Hong Kong and Working Hours
To continue yesterday’s theme, here’s another example of how Hong Kong is not aligned with the rest of the industrialized world. Hong Kong’s CEO, Donald Tsang, has proposed that the civil service go to a five day week and extend the workday by 30 minutes. Previously, civil servants worked a half day on Saturday, putting in a 44 hour week. This proposal would cut the work week to 42.5 hours. The issue has raised the question of whether private industry would follow the government’s lead.
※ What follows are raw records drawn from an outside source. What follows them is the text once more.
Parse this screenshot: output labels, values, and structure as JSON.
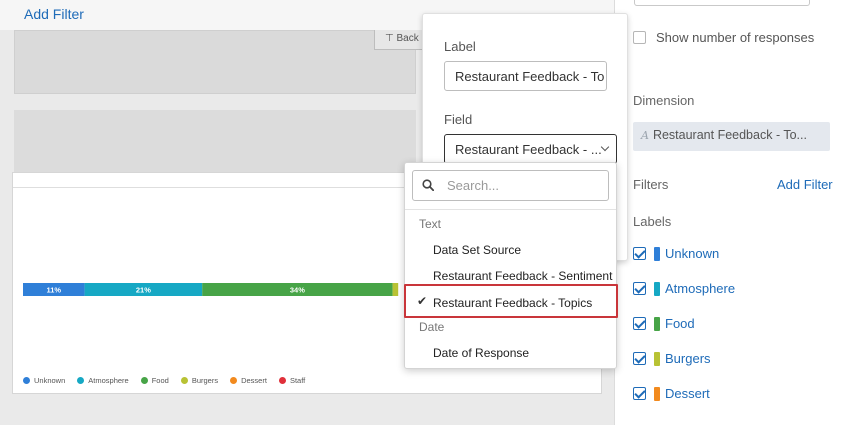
{
  "header": {
    "add_filter": "Add Filter"
  },
  "widget_back": {
    "label": "⊤ Back"
  },
  "chart_data": {
    "type": "bar",
    "orientation": "horizontal-stacked",
    "categories": [
      "Unknown",
      "Atmosphere",
      "Food",
      "Burgers",
      "Dessert",
      "Staff"
    ],
    "series": [
      {
        "name": "Unknown",
        "value": 11,
        "label": "11%",
        "color": "#2f7fd8"
      },
      {
        "name": "Atmosphere",
        "value": 21,
        "label": "21%",
        "color": "#16a8c4"
      },
      {
        "name": "Food",
        "value": 34,
        "label": "34%",
        "color": "#47a447"
      },
      {
        "name": "Burgers",
        "value": 1,
        "label": "",
        "color": "#b8c234"
      }
    ],
    "legend": [
      {
        "name": "Unknown",
        "color": "#2f7fd8"
      },
      {
        "name": "Atmosphere",
        "color": "#16a8c4"
      },
      {
        "name": "Food",
        "color": "#47a447"
      },
      {
        "name": "Burgers",
        "color": "#b8c234"
      },
      {
        "name": "Dessert",
        "color": "#f28a1e"
      },
      {
        "name": "Staff",
        "color": "#e0303a"
      }
    ],
    "legend_position": "bottom-left"
  },
  "popover": {
    "label_title": "Label",
    "label_value": "Restaurant Feedback - To",
    "field_title": "Field",
    "field_value": "Restaurant Feedback - ..."
  },
  "dropdown": {
    "search_placeholder": "Search...",
    "groups": [
      {
        "title": "Text",
        "items": [
          "Data Set Source",
          "Restaurant Feedback - Sentiment",
          "Restaurant Feedback - Topics"
        ]
      },
      {
        "title": "Date",
        "items": [
          "Date of Response"
        ]
      }
    ],
    "selected": "Restaurant Feedback - Topics",
    "checkmark": "✔"
  },
  "panel": {
    "show_responses": "Show number of responses",
    "dimension_title": "Dimension",
    "dimension_value": "Restaurant Feedback - To...",
    "dimension_glyph": "A",
    "filters_title": "Filters",
    "add_filter": "Add Filter",
    "labels_title": "Labels",
    "labels": [
      {
        "name": "Unknown",
        "color": "#2f7fd8",
        "checked": true
      },
      {
        "name": "Atmosphere",
        "color": "#16a8c4",
        "checked": true
      },
      {
        "name": "Food",
        "color": "#47a447",
        "checked": true
      },
      {
        "name": "Burgers",
        "color": "#b8c234",
        "checked": true
      },
      {
        "name": "Dessert",
        "color": "#f28a1e",
        "checked": true
      }
    ]
  }
}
Some pundits immediately issued doom and gloom statements about how Hong Kong would lose its competitiveness. I had to chuckle at that. First, most multi-nationals went to a five day week years ago, some extending the workday, some just going to a 40 hour week. One company, I’m very familiar with, Mattel Toys, went to a five day work week 25 years ago.
Second, most employees in Hong Kong work much longer hours as it is. The work ethic is such that many people consider themselves lucky if they leave their offices by 7:00 PM. In the retail sector, most stores and shops are open 72- 84 hours a week and that includes the owner operated shops. The torturers, refurbishing the flat above mine, work from 9:00 AM to 7:00 PM six days a week and are up there for at least 6 hours on Sunday. That’s a 62.5 hour week taking lunch time into account. These are laborers not executives.
My advice to employers, stolen from Nike, is “Just do it.” The increase in productivity, the decrease in Saturday afternoon crowded conditions and the Chinese work ethic will more than overcome whatever competitive disadvantage you think you might endure.